Another student project – crossing the curation boundary
I wrote last week about a student project on HTML slide-viewing for which I'm the client. This week I met with another group to talk about a project which has more direct application to my job as eResearch manager at the University of Western Sydney.
The next cohort are going to be looking at a system for getting working data into an eResearch application. Specifically they are going to have a go at building an uploader add-in to ownCloud, the Open Source Dropbox.com-like system so it can feed data to the HIEv data management application used by the Hawkesbury Institute for the Environment. This project was inspired by two things:
The fact that we're working with ownCloud in a trial at UWS, and our cr8it data packaging and archiving application is based on ownCloud, so getting some students working in this area will help us better understand oC and build expertise around UWS.
A meeting with Gerry Devine, the data manager at HIE – where he was explaining how the institute is trying to improve the quality of data in HIEv; at this stage a least they don't want everything uploaded, and files need to conform to naming conventions^1^.
These two things go very nicely together; OwnCloud has a sync-service like Dropbox that can replicate folders full of files across machines, via a central server, and a web-view of the files, it has a plugin architecture so it is easy to add actions to files, and HIEv has an API that can accept uploads. The application is simple:
For certain file types, those that might have data like .csv files, show an 'Upload to HIEv' button in the web interface.
Present the user with aform, to collect metadata about the file; what date range does it represent, which experimental facility is it from, via a drop-down list etc (and yes automated metadata extraction would be nice to have, if the students have time).
Use the metadata to generate file-names based on the metadata.
Upload to HIEv.
I think that should be a reasonable scope for a third year assignment, with plenty of room to add nice add-on features if there's time. A couple of obvious ones:
Extracting metadata from files (eg working out the data-range).
Making the metadata form configurable eg with a JSON file.
Beyond that, there is a potentially much more ground-breaking extension possible. Instead of having to set up the metadata form for every context of research, what if information about the research context could be harvested from the web and the user could pick their context from that?
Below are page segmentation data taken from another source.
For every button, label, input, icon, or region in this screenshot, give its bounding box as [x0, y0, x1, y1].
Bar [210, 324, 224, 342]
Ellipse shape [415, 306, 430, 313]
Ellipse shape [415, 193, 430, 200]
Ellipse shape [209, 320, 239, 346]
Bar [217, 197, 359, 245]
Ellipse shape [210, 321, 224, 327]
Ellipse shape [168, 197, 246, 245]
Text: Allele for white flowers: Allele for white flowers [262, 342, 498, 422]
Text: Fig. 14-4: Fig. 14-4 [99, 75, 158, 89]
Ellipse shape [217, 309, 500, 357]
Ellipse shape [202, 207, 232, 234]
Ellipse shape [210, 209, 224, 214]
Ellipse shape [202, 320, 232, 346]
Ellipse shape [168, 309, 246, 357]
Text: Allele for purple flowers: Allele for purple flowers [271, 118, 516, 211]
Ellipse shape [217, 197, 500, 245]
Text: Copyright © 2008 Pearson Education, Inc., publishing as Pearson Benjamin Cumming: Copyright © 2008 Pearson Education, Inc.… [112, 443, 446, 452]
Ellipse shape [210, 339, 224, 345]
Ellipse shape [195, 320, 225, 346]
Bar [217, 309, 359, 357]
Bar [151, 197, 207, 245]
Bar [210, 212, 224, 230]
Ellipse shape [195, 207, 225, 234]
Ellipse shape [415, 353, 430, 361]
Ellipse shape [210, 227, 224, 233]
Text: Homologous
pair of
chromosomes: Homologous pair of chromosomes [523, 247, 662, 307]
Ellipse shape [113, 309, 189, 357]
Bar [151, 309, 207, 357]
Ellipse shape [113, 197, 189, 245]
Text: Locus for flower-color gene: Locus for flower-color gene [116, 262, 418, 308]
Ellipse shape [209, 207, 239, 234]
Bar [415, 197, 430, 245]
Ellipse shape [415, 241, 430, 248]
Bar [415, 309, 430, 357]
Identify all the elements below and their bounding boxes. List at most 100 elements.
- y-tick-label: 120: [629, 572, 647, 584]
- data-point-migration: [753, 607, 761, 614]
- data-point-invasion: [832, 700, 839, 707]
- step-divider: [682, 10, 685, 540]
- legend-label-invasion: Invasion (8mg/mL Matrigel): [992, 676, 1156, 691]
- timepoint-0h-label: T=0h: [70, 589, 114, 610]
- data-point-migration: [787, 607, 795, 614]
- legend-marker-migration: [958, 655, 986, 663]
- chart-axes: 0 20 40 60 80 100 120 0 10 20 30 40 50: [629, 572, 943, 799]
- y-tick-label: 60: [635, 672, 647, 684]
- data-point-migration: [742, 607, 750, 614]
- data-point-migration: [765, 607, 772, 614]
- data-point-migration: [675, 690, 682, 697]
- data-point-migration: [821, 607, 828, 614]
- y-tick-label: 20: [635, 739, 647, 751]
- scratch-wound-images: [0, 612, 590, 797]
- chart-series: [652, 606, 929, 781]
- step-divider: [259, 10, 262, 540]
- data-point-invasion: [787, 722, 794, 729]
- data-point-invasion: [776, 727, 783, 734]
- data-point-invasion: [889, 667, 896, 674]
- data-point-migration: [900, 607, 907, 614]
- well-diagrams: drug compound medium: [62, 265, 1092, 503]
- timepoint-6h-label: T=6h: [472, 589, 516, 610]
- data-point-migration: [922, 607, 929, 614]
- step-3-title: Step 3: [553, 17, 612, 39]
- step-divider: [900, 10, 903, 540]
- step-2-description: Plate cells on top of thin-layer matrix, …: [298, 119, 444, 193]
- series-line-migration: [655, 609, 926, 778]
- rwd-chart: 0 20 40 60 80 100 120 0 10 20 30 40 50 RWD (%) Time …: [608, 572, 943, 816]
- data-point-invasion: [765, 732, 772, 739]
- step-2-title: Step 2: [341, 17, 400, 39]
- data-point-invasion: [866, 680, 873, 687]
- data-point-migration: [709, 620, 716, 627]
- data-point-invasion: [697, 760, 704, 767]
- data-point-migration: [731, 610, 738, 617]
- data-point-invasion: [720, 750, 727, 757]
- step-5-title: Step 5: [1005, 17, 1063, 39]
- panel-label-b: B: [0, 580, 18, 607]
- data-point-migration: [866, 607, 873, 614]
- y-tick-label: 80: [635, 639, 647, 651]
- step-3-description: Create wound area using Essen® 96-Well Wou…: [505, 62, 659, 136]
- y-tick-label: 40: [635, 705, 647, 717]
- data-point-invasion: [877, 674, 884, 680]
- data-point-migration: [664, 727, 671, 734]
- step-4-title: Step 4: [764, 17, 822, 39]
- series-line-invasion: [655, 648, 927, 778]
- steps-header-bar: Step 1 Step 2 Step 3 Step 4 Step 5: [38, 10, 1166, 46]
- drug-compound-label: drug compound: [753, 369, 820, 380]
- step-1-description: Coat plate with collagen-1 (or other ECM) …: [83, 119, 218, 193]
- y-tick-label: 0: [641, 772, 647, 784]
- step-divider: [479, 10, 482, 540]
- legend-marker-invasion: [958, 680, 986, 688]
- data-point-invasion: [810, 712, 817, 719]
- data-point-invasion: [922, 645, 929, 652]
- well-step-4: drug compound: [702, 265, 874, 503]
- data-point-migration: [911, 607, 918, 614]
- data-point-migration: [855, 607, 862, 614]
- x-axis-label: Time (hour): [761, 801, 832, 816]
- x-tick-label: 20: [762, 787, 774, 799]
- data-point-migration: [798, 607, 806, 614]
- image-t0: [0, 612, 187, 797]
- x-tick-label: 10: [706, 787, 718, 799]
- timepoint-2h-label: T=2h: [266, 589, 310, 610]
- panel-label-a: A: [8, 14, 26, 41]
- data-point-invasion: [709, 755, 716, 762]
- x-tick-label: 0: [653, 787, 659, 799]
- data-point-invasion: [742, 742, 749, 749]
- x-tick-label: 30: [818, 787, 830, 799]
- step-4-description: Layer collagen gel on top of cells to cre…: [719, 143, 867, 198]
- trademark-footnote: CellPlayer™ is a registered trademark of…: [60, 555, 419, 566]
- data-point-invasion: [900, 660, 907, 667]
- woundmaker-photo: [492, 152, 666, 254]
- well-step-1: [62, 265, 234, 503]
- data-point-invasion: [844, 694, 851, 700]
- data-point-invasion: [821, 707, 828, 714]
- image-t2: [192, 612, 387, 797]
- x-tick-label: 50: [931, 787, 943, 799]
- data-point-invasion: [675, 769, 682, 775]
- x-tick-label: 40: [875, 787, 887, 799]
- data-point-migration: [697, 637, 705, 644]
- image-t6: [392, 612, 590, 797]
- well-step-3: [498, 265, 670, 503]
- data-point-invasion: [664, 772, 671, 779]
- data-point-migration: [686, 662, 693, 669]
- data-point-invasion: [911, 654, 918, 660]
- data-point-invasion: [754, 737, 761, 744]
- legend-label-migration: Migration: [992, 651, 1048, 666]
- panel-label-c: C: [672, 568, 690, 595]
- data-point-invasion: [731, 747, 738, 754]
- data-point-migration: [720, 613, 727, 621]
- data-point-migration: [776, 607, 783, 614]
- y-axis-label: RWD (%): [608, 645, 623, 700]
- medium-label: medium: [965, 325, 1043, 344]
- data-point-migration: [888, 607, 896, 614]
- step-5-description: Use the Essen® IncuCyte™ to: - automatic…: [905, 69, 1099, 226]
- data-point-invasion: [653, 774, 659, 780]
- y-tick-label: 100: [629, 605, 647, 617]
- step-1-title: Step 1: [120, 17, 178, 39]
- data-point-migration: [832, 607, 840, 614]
I have been talking this idea through with various eResearch and repository people. I submitted it as an idea to the Open Repositories Dev challenge (late, as usual). Nobody bit, but I think it's important:
If you are building a repository for research data, then you need to be able to record a lot of contextual metadata about the data being collected. For example, you might have some way to attach data to instruments . We typically see designs with hierarchies something like Facility / Experiment / Dataset / File. Problem is, if you design this into the application, for example via database table then that makes it much harder to adapt to a new domain or changing circumstances, where you might have more or fewer levels, or hierarchies of experiment or instrument might become important etc.
So, what I’d like to see would be a semantic wiki or CMS for describing research context with some built-in concepts such as “Institute”, “Instrument”, “Experiment”, “Study”, “Clinical Trial” (but extensible) which could be used by researchers, data librarians and repository managers to describe research context as a series of pages or nodes, and thus create a series of URIs to which data in any repository anywhere can point: the research data repository could then concentrate on managing the data, and link the units of data (files, sets, databases, collections) to the context via RDF assertions such as ‘<file> generatedBy <instrument>’. Describing new data sets would involve look-up and auto-completes to the research-context-semantic-wiki – a really interesting user interface challenge.
It would be great to see someone demonstrate this architecture, building on a wiki or CMS framework such as Drupal or maybe one of the NoSQL databases, or maybe as a Fedora 4 app, showing how describing research context in a flexible way can be de-coupled from one or more data-repositories. In fact the same principle would apply to lots of repository metadata – instead of configuring input forms with things like institutional hierarchies, why not set up semantic web sites that document research infrastructure and processes and link the forms to them?
Back to UWS and my work with Gerry Devine. Turns out Gerry has been working describing the research context for his domain, the Hawkesbury Institute for the Environment. Gerry has a draft web site which describes the research context in some detail – all the background you'd like to have to make sense of a data file full of sensor data about life in whole tree chamber number four. It would be great if we could get the metadata in systems in HIEv pointing to this kind of online resource with statements like this:
<this-file> generatedBy https://sites.google.com/site/hievuws/facilities/eucface
To support this we'd meed to add some machine readable metadata to supplement Gerry's draft human-readable web site. Ideally such a site would be able to support versioned descriptions of context so you could link data to the particular configurations of the research context, in the interests of maximising research integrity as per the Singapore Statement:
4. Research Records: Researchers should keep clear, accurate records of all research in ways that will allow verification and replication of their work by others.
5. Research Findings: Researchers should share data and findings openly and promptly, as soon as they have had an opportunity to establish priority and ownership claims.
1I know there are some strong arguments that IDs should be semantically empty – ie that that should not contain metadata but there are good practical reasons why data files with good names are necessary, and anyway the ID for a data set is not the same as its filename when it happens to be on your laptop.